Risk premium

The risk premium is the extra cost that any given debt issuer has, compared to another debt issuer that is considered as a reference and is assumed with less risk.

The risk premium is a reward or “premium” (hence its name) that is awarded to the investor for investing in a risky asset rather than investing in one with less risk (that is, for risking more). It is commonly used to compare the profitability  or interest of a risky asset with that of the risk-free asset .

The risk premium is a concept that is used as a measure of risk. Of course, first of all, it is important to know that the concept of risk premium is a very broad concept. Although it is true, everything must be said, which is normally used to designate the difference between the cost of a country’s debt (with more risk) versus the debt of a reference country (with less risk).

From now on we will explain its calculation and the different contexts in which this concept is used. That is, we will talk about the risk premium when talking about countries, as well as when talking about private companies.

Calculation of the risk premium

The risk premium formula is very simple. To calculate the risk premium, you only need to know the interest rate offered by a debt security and to know the interest rate of the reference security. The formula to calculate the risk premium is:

Risk premium = i Country with the highest risk – i Reference country

Where:

i = Interest rate offered by the country’s debt

Country risk premium

Just like when we ask for a loan in a bank we have to repay it with interest , companies and governments also have to repay their loans with interest. The risk premium represents the extra interest that a company must pay with respect to the Government (for having more risk). Or, the extra interest paid by a country with less credit compared to another country with more credit, known as a country risk premium .

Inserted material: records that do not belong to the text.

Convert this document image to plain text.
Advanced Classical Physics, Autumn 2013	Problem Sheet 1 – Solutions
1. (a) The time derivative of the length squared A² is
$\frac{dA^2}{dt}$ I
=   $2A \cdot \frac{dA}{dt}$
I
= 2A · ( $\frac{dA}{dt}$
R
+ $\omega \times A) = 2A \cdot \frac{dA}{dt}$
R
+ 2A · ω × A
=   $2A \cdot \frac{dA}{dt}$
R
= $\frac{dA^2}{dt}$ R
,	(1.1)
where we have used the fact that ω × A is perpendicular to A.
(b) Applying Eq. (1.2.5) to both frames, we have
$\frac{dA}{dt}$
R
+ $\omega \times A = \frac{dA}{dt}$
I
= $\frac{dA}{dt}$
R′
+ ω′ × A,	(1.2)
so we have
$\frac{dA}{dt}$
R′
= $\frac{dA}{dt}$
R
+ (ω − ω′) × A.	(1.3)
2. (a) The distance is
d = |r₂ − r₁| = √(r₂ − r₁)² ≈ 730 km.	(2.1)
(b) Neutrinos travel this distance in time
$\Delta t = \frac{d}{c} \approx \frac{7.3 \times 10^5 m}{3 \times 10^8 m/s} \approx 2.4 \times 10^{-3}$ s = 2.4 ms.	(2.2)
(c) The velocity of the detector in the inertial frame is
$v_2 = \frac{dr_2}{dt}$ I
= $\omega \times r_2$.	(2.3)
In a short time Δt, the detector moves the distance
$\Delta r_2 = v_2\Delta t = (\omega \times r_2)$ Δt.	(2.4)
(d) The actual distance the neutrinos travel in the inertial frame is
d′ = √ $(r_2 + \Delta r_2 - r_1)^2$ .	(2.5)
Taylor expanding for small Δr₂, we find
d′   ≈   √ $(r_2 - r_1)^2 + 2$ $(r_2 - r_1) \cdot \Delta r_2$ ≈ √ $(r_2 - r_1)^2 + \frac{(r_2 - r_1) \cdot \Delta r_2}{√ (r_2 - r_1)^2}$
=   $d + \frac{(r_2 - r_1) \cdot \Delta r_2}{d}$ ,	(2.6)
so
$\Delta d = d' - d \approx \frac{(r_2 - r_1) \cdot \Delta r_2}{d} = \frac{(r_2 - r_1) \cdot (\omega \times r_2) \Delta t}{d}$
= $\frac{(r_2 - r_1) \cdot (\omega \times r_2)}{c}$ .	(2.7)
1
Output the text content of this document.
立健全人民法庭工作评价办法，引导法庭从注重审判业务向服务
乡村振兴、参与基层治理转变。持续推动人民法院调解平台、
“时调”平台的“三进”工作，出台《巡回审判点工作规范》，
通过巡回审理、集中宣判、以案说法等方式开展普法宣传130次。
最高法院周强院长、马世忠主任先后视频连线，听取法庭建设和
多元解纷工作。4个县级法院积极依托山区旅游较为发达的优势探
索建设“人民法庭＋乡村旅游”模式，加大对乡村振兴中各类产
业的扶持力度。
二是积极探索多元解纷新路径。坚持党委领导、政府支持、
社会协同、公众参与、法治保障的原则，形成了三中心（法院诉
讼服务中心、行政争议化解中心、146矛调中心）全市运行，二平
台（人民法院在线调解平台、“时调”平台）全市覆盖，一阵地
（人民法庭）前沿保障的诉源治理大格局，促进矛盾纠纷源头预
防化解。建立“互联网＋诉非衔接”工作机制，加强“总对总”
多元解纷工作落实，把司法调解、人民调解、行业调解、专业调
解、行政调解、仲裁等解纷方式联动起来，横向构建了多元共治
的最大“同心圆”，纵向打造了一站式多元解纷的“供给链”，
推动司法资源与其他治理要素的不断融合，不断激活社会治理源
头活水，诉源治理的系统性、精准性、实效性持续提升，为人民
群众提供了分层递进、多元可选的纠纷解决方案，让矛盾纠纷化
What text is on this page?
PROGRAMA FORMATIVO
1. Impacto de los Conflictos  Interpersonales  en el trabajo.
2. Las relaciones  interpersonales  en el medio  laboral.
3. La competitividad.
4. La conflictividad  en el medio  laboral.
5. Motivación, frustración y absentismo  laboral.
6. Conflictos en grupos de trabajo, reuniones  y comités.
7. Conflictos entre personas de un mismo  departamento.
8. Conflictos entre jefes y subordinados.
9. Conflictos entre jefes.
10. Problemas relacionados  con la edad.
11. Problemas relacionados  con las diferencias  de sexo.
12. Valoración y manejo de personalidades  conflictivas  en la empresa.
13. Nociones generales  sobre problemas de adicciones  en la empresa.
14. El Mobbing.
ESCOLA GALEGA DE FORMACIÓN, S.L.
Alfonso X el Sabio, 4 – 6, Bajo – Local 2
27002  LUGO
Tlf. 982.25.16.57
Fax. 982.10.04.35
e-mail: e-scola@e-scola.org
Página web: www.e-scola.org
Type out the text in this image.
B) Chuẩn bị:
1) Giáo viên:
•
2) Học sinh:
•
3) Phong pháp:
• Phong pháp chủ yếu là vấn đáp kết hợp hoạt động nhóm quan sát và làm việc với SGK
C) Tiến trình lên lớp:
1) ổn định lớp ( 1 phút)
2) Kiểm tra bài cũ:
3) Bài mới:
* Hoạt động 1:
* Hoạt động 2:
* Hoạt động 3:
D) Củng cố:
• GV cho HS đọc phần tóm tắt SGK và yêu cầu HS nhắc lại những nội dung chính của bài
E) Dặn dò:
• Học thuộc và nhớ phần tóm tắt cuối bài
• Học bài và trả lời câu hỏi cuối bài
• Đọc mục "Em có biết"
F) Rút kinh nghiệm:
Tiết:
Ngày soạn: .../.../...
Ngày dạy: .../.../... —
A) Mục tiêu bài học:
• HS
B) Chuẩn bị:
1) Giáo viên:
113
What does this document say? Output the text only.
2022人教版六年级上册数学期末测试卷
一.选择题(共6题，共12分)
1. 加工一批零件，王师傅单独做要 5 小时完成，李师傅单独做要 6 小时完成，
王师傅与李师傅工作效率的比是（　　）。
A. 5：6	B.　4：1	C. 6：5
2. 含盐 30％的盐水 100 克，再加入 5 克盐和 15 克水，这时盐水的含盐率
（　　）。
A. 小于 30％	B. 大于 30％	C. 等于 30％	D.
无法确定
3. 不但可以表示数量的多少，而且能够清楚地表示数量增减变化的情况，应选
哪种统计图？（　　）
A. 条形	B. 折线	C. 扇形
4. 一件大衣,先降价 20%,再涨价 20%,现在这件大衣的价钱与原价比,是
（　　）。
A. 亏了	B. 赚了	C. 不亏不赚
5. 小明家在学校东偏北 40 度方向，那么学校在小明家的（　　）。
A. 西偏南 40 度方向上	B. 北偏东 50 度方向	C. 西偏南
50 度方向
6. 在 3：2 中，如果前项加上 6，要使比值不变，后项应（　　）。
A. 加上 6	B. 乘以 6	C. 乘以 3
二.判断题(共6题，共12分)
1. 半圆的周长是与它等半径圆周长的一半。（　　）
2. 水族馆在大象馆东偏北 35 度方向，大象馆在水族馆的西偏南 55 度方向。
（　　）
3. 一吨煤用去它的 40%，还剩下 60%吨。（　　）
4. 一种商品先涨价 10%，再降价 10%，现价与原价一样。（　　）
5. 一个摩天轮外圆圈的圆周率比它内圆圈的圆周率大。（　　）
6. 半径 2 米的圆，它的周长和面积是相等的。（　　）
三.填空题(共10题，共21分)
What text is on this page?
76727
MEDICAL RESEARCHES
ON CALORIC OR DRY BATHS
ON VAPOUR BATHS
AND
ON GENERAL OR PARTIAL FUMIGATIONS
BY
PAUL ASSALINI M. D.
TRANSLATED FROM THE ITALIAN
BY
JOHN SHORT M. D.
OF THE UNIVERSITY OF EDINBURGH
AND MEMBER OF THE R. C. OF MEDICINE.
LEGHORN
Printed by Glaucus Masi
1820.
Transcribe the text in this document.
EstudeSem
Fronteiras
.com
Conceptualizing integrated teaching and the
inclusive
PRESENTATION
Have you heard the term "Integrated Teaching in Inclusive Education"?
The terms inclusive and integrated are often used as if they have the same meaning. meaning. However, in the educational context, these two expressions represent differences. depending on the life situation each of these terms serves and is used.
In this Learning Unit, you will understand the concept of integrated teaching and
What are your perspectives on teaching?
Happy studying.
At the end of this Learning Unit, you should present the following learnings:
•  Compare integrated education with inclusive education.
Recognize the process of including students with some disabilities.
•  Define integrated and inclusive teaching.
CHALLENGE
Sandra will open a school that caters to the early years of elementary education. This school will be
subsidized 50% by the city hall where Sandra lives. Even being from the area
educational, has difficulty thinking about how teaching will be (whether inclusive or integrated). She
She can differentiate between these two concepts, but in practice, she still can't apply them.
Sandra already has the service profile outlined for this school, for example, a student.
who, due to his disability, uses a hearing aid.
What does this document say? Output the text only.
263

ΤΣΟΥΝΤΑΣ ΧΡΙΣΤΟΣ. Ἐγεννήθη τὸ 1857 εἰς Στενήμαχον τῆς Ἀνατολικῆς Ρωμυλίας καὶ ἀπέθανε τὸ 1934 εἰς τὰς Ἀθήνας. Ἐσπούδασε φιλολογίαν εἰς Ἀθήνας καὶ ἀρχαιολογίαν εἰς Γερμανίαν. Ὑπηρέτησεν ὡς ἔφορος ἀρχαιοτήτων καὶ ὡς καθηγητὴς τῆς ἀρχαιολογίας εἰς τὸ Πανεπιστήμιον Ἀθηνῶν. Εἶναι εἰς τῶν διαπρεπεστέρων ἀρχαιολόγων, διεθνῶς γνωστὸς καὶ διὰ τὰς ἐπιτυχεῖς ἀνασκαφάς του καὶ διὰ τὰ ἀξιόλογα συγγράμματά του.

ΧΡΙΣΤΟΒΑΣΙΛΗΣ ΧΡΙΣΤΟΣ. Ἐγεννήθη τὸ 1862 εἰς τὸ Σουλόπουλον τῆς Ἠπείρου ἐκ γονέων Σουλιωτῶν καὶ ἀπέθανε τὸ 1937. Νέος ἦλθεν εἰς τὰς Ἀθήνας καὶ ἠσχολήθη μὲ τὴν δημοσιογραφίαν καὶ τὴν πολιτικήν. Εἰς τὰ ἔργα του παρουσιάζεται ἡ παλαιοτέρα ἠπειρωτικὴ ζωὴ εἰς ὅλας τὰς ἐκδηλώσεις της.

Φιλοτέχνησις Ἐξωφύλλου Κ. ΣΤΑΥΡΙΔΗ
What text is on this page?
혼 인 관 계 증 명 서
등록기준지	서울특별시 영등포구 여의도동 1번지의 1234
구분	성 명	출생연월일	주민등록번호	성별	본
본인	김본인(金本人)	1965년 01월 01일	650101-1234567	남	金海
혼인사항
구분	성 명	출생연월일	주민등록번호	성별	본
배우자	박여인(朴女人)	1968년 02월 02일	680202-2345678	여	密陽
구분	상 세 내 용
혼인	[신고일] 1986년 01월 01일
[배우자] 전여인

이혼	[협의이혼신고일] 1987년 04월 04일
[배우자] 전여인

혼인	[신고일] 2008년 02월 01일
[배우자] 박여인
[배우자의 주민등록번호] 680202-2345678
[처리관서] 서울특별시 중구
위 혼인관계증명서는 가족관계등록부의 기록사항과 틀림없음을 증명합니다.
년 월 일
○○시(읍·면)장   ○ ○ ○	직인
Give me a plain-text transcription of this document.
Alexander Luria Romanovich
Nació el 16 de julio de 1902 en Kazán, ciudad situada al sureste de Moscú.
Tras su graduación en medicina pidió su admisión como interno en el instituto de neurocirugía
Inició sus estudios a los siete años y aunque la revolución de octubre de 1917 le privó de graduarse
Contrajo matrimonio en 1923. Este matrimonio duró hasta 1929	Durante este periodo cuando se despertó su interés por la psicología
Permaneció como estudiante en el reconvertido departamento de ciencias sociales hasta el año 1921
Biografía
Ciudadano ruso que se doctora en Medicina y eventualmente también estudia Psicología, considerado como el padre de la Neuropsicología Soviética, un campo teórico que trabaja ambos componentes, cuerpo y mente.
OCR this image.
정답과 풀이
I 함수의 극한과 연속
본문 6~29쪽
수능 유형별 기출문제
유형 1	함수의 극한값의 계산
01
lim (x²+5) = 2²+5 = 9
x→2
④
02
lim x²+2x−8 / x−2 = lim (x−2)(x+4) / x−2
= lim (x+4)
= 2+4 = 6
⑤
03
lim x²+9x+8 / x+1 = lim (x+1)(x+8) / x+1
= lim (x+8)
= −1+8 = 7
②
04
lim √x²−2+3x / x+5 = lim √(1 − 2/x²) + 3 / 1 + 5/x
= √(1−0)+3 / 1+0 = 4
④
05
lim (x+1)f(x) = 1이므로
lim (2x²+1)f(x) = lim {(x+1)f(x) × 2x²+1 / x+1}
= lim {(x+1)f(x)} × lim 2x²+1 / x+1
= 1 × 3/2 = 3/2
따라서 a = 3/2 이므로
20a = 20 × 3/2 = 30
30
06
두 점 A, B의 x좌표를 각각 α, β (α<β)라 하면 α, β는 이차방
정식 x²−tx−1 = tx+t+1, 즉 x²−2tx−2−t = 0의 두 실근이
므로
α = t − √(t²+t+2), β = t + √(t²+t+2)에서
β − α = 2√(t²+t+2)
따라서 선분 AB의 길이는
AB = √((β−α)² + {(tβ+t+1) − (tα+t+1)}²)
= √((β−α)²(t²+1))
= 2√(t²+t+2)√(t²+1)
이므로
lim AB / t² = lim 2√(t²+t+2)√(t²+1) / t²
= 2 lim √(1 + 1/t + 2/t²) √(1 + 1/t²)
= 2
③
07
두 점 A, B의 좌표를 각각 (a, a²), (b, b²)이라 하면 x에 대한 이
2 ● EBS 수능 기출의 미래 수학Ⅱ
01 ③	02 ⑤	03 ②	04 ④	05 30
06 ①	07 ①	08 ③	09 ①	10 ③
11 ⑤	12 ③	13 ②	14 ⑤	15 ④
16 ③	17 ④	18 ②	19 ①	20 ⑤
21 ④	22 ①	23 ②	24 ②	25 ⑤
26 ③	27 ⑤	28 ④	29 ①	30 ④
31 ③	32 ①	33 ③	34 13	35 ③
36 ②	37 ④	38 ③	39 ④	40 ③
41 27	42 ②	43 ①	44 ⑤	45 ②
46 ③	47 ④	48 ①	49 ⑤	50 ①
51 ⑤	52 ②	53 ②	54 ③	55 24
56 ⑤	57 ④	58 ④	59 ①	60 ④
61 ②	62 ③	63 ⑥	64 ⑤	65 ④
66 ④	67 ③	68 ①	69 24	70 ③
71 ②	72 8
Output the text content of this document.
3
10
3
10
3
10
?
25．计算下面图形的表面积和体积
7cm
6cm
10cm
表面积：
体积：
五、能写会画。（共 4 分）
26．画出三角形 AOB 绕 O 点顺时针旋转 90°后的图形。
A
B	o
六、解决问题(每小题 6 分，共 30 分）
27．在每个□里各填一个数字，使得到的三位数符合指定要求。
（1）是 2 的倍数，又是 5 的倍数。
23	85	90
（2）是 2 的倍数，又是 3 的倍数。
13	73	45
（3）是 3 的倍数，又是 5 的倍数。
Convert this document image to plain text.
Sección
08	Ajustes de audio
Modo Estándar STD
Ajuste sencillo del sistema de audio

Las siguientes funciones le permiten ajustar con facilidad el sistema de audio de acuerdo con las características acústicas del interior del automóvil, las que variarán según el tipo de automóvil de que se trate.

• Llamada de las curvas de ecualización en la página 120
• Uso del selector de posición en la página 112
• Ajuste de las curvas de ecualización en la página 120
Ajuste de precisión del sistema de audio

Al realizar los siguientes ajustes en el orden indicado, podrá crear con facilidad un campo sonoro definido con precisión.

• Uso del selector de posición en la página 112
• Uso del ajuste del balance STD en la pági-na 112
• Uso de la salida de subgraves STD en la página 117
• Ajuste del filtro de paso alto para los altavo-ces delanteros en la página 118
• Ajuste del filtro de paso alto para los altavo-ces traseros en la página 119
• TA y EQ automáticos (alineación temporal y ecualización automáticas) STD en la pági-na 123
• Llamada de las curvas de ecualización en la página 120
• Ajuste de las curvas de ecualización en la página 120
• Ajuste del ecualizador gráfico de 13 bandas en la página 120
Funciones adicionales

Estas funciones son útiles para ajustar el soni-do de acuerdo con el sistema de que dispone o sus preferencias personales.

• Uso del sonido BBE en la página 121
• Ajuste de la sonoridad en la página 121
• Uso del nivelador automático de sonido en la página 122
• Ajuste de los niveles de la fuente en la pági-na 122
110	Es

In this way, the country risk premium is the difference between the interest rate that a country pays when it borrows and the one paid by another country that offers less interest. Thus, the higher the risk of one country with respect to another, the higher its country risk premium and the higher the interest rate of its debt.

Viewed from another perspective, the risk premium is the extra return that investors require to invest in one country compared to that demanded in another country. Therefore, the risk premium is a good indicator of the confidence that investors have in the strength of an economy. In Europe, Germany’s debt is normally considered as lower risk debt.

Business risk premium

The risk premium is also used to measure the extra cost that companies have to pay to finance themselves with respect to the largest company in the sector or with respect to the cost of financing from the Government. It is common to see in financial reports, concepts such as that a company has a risk premium of X points against its sector or against another company. That is, the extra cost that the company pays to finance itself in the financial markets. This extra cost is paid to compensate the investor for assuming a higher risk compared to the reference company.

Example of calculating the risk premium

For example, the interest on the debt of Spain less the interest on the debt of Germany. The risk premium for Spanish public debt is generally calculated with respect to the German one. That is, the difference between the interest rate of the debt issued by the Treasury of Spain with respect to that issued by the Treasury of Germany. The maturity period of the debt must be the same, generally it is usually calculated with 10-year bonds . If the interest rate paid by Spain for its 10-year debt is 5% and the interest rate paid by Germany is 2%, the difference will be 3%. Expressing in basic points we will say that the risk premium for Spain is 300 points, because Spain pays 3% more for the interest on its debt than Germany.

Spain risk premium = i ESP – i ALE = 5% – 2% = 3%

In this case, the risk premium would be 3%. Put another way, the risk premium is 300 basis points. 1% represents 100 basis points.

Another example could be the risk premium of  Inditex bonds (debt) with respect to Spanish government bonds. If Inditex pays 7% 10-year bonds for its bonds and Spain 5%, Inditex’s risk premium is 2%. Or, 200 basis points.